Funding, competition dim small film festivals
January 28, 2004 9:00 pm
Anyone in search of an object lesson in humility need look no
further than a job promoting a small, alternative film festival
held at the same time as the Sundance Film Festival.
Every year, brazen entrepreneurs and aspiring filmmakers set up
shop in Utah during the same 10 days as Sundance, hoping to
capitalize on the captive film-going audience already in place.
Some festivals, like the 10-year-old Slamdance Film Festival,
have managed to persist, despite significant obstacles, and have
staked a claim on enough of the audience share to have achieved a
certain amount of their own clout.
Others, however, find the cold weather in Park City at festival
time may not be the iciest reception in town.
“There’s just not enough financing from sponsorship
to go around,” explained John Peterson, founder and former
managing partner of Slamdunk, another alternative film festival
that, despite several successful years and backing from
Microsoft’s Windows Media Player, folded under financial
pressure and did not host any screenings this year.
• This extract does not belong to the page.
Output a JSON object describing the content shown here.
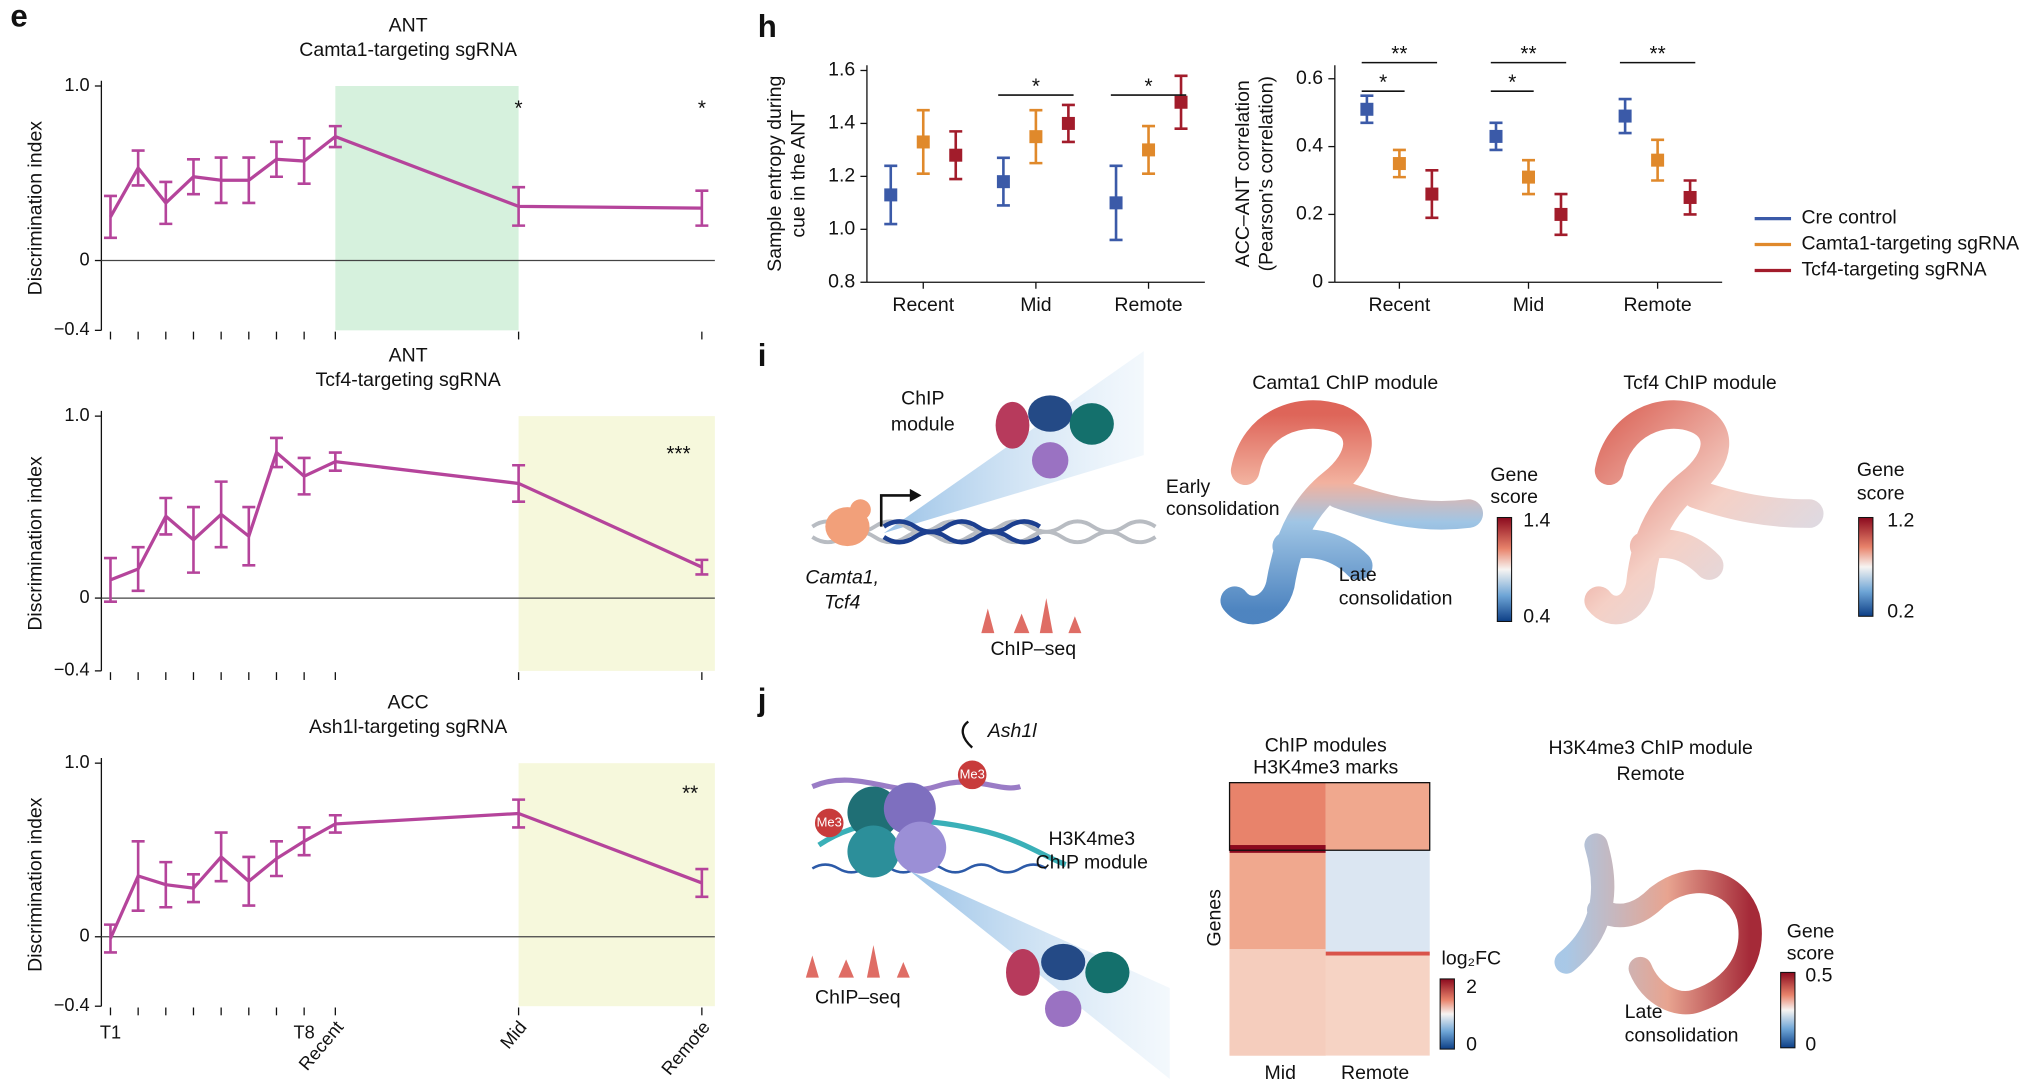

Not only do each of the small festivals have to compete among
themselves for money and exposure, they also must contend with
Sundance itself. According to Peterson, Sundance officials often
made it difficult, if not impossible, for Slamdunk to operate in
Park City by imposing strict regulations and being a general thorn
in the side of the alternative festivals.
This underdog status often forces small festival promoters to go
to great lengths to get the word out about their screenings.
Whether that involves standing outside in the freezing cold in
elaborate costumes or forcing their way into screenings to pass out
flyers, promoters for alternative film festivals need to be willing
to make a fool of themselves to get noticed.